• Lutar contra mentiras nas redes sociais é como enxugar gelo

    612 Jornal A Bigorna 06/09/2023 17:00:00

    Que inferno. Não aguento mais ver propagandas falsas postadas em meu nome nas redes sociais, com foto minha, frases editadas e até com uma voz que imita a minha, obtida com recursos da inteligência artificial.

    Os falsários anunciam remédios para curar diabetes, acabar com dores na coluna, garantir ereção, emagrecer dez quilos em uma semana, cremes para rejuvenescer e o diabo que os carregue.

    Ao lado desses estelionatários empenhados em explorar a ingenuidade alheia para ganhar dinheiro, estão as redes sociais, que se locupletam às custas deles.

    Explico melhor. Para que seus produtos atinjam o maior número de vítimas, o estelionatário divulga os conteúdos de forma orgânica (sem custo), mas ao mesmo tempo paga para as redes sociais impulsionarem os anúncios. Imediatamente, os algoritmos do Instagram, Facebook, Twitter (hoje X) e TikTok distribuem os posts para atingir milhões de pessoas, com base nos interesses do usuário. Como muitos dos que caem na armadilha repassam esses posts, outros milhões de ingênuos serão atingidos em cadeia, em poucos minutos.

    Indignados, muitos amigos e conhecidos me enviam essas propagandas mentirosas certos de que eu poderia retirá-las junto às redes que as publicaram. Ledo engano. É enxugar gelo.

    Em nosso portal de saúde, temos técnicos encarregados de monitorar esse uso criminoso de minha imagem. A única alternativa é a de denunciar o crime às plataformas, para que elas analisem a razão e a procedência da denúncia. De uns meses para cá, tais propagandas fakes são tantas que chegamos a encaminhar vários pedidos por dia. Explicamos que não se trata apenas do uso criminoso da imagem de um médico que jamais faria propaganda de medicamentos, mas de ameaça à saúde pública. Ninguém tem ideia da procedência nem da toxicidade do produto que está sendo vendido.

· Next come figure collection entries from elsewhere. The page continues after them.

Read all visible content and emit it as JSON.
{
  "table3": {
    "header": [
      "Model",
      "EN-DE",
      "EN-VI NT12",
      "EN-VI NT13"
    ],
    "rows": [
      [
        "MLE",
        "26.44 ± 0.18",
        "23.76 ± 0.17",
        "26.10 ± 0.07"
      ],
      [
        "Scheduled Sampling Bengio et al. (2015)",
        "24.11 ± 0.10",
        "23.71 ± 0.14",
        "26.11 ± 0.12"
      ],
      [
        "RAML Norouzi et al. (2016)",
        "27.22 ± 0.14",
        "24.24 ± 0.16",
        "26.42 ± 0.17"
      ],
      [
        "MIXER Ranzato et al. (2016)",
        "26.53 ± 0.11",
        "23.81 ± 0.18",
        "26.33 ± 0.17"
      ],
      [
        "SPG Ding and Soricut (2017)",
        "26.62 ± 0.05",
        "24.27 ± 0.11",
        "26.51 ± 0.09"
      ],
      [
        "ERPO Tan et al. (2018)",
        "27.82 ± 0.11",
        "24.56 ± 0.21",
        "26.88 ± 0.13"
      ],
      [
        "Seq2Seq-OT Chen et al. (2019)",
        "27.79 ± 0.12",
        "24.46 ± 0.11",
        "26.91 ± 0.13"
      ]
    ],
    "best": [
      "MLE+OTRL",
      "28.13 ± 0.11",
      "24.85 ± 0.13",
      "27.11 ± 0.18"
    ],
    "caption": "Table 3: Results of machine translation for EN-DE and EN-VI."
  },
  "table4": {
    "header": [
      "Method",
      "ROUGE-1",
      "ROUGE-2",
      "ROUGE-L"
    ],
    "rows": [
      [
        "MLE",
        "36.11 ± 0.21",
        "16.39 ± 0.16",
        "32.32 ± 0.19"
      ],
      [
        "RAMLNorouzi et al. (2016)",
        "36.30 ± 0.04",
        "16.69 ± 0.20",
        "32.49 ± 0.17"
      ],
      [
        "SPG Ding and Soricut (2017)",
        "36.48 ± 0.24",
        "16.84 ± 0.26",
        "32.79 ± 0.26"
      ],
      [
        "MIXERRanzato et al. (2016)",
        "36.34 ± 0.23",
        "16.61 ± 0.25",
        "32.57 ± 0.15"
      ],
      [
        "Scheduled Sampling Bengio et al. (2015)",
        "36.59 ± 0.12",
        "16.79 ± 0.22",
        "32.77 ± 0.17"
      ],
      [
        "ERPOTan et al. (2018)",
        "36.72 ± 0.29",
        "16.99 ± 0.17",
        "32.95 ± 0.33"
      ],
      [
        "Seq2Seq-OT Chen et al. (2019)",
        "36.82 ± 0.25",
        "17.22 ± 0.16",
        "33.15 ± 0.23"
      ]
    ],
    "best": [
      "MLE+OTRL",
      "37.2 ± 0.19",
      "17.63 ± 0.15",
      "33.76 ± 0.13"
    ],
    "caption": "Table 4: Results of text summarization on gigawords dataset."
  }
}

    Nós enviamos imediatamente a reclamação, as justificativas e o pedido de retirada, mas as plataformas responderão quando quiserem e se quiserem. Quase nunca se dignam a responder. Na melhor hipótese o fazem por meio de um robô que diz algo como: "avaliamos sua denúncia, seguimos em conformidade com nossas diretrizes". Em outras palavras: não é problema nosso, o azar é seu.

    Quando entregamos a reclamação para um advogado, ele descobre que o perfil de quem praticou o crime pertence a uma conta comercial vazia ou a emails falsos —a plataforma sequer se dá ao trabalho de verificar a identidade de quem lhe pagou.

    Sejamos racionais: se sou omisso ao ver alguém praticar um delito, nosso Código Penal me enquadra como criminoso. Esses crimes praticados em série por falsários, por meio das redes sociais que ganham dinheiro na divulgação deles com o objetivo único de enganar e roubar pessoas de boa-fé, podem ficar impunes?

    Visto que se trata da venda de remédios falsos, desconhecidos, que podem fazer mal aos que fizerem uso deles, não se trata de um atentado à saúde pública?

    Esse drama pessoal que tenho enfrentado nos últimos anos joga luz sobre um problema mais abrangente que é a regulação da internet. As plataformas fogem desse tema como o diabo da cruz. Por que será?

    O que justifica investirem tanto na formação de lobbies tão poderosos para impedir que sejam adotadas medidas legais que as responsabilizem pelo conteúdo publicado? Se eu cometer um crime contra a saúde pública, ofender ou caluniar alguém nesta coluna, prezado leitor, a Folha e eu seremos processados criminalmente.

    O que justifica as plataformas manterem essa conduta inerte e permissiva, capaz de assegurar a veiculação de conteúdos fraudulentos por criminosos que violam expressamente direitos individuais? Como explicar que sejam bem remuneradas por esse trabalho e ainda amparadas pelo privilégio de apenas serem obrigadas a remover um conteúdo falso mediante ordem judicial, que chegará tarde demais?

    Claro que não se trata de coibir a liberdade de expressão por meio de censura prévia, mas de fazer cumprir o Código Penal brasileiro para que as redes sociais proporcionem segurança aos usuários.